In December, Brazil’s mid-month inflation rate of 0.25% fell short of the anticipated 0.3%

by VT Markets
/
Dec 23, 2025

Brazil’s mid-month inflation for December was recorded at 0.25%, below the expected 0.3%, according to recent data. This decrease indicates ongoing economic difficulties, which could affect monetary policy decisions in the near term.

The lower inflation rate could impact consumer spending and economic growth as Brazil approaches the new year. The Central Bank might take this data into account when assessing interest rate changes to stabilise prices and encourage growth.

Economic Impact And Future Strategies

Economists will be watching how this mid-month figure influences future economic forecasts and strategies. This information is crucial for shaping Brazil’s economic plans and understanding the current fiscal landscape.

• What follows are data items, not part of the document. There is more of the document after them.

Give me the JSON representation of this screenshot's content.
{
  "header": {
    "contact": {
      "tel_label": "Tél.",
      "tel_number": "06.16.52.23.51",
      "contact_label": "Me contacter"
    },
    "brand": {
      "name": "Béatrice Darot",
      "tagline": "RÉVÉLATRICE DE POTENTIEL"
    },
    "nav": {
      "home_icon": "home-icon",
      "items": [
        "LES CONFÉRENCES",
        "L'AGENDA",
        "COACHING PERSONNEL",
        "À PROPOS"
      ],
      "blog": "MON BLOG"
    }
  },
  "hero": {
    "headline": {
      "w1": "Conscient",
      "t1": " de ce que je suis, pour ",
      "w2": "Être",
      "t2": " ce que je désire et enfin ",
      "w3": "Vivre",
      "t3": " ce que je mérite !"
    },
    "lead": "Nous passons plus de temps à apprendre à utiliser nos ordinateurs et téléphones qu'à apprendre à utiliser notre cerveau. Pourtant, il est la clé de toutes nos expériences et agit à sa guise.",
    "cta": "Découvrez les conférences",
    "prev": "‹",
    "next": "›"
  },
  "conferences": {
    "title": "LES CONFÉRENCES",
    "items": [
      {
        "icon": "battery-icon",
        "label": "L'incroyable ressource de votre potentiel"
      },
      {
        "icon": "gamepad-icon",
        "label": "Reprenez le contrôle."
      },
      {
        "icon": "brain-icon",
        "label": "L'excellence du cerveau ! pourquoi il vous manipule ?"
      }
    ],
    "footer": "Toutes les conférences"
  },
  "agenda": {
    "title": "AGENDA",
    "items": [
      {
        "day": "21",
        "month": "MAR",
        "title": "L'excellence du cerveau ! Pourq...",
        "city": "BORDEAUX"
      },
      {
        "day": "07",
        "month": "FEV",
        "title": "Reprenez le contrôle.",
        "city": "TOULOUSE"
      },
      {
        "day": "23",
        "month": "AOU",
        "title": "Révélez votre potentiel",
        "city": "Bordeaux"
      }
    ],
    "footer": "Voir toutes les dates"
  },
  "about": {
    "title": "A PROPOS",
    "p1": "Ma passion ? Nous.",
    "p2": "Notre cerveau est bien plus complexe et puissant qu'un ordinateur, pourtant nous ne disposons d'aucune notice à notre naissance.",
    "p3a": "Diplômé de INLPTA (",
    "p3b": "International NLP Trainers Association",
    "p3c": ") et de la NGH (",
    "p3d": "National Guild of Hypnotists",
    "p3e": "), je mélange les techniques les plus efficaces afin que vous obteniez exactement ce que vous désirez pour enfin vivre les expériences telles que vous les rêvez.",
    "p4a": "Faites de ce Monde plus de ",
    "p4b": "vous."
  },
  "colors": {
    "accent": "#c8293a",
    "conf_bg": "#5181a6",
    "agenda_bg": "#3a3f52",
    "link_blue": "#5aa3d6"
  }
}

This lower-than-expected inflation figure reinforces our view that the Central Bank of Brazil will continue its monetary easing cycle into 2026. The bank has already cut the Selic rate by 200 basis points throughout 2025, bringing it to the current 8.75%. We should now anticipate a more aggressive pricing-in of rate cuts, especially in the front-end of the interest rate futures curve (DI contracts).

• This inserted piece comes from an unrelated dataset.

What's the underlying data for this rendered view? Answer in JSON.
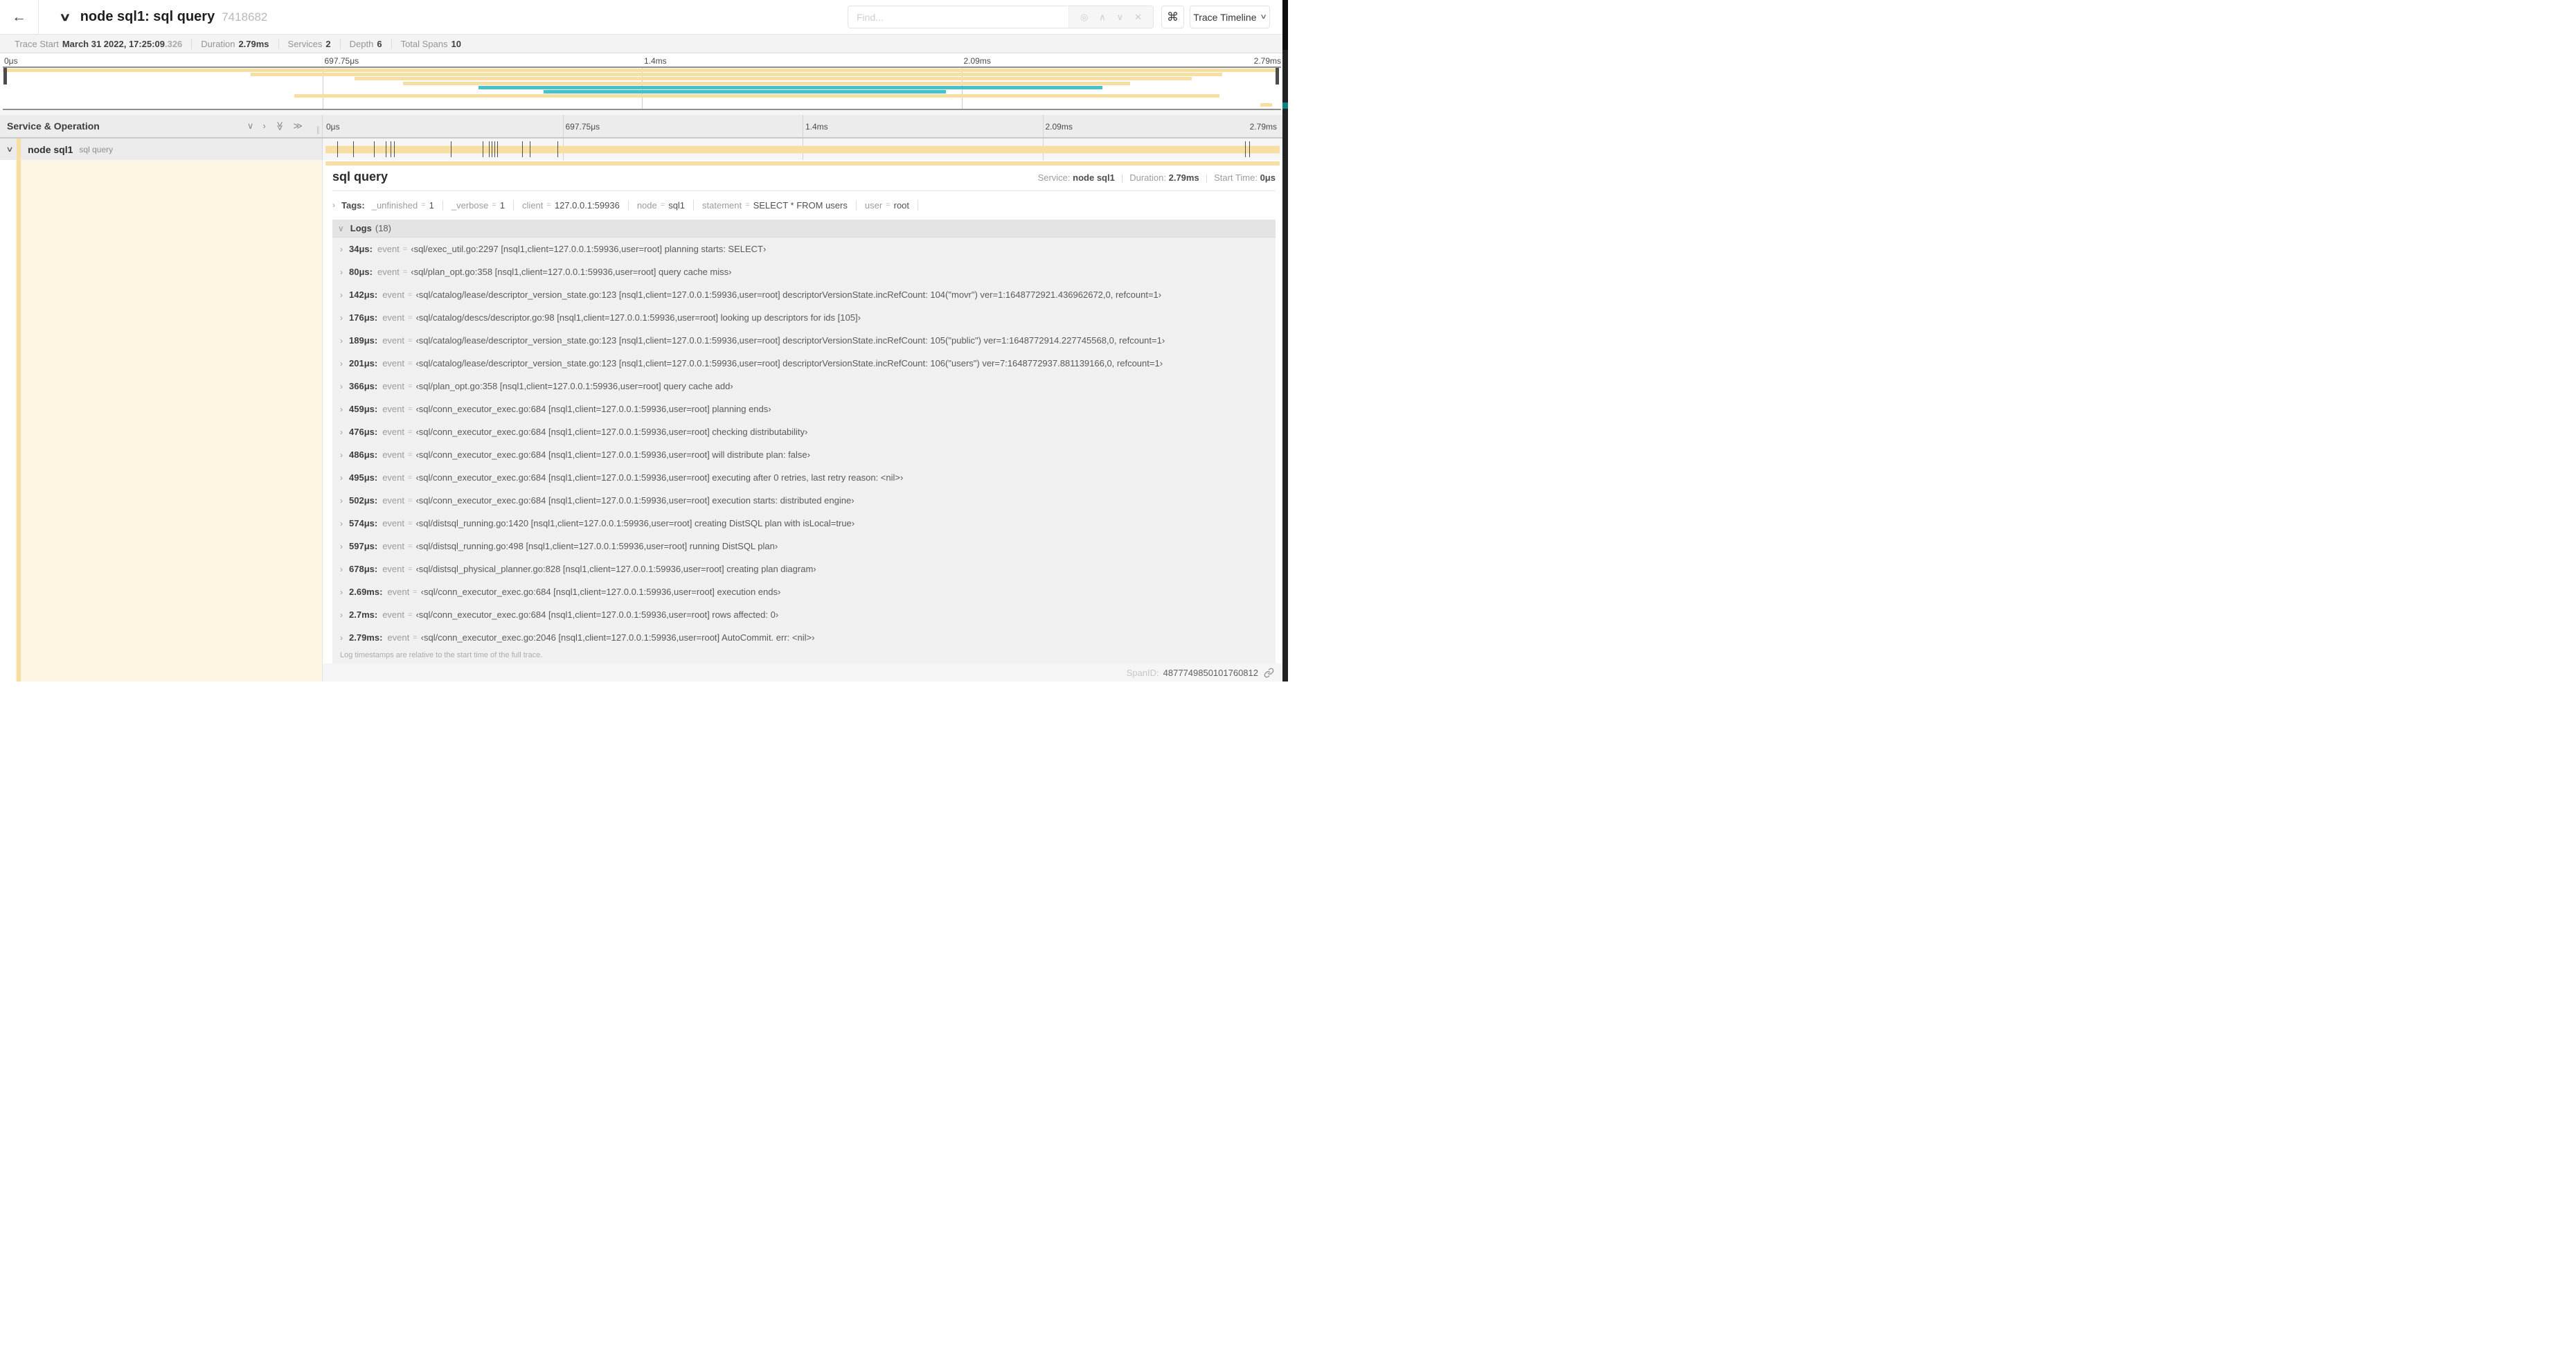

For currency traders, this data suggests renewed pressure on the Brazilian Real. As the interest rate differential with the US dollar narrows, the carry trade becomes less attractive, which could push the USD/BRL exchange rate higher. With the Real already having weakened 3% in the last quarter to trade near 5.15, we see value in buying near-term call options on the USD/BRL pair.

Investment Opportunities And Market Volatility

This disinflationary signal is a positive catalyst for the equity market. Lower borrowing costs tend to stimulate corporate investment and consumer spending, which could fuel a year-end rally for the Ibovespa index that has already gained 12% in 2025. We believe buying Ibovespa futures or out-of-the-money call options is a sound strategy to capture potential upside.

However, we must be mindful of the low liquidity typical of the last week of the year. Thin holiday markets can amplify price movements, creating sharp, unpredictable swings. Given this environment, purchasing options to define risk or using strategies like straddles on key assets could be a prudent way to trade the expected increase in volatility.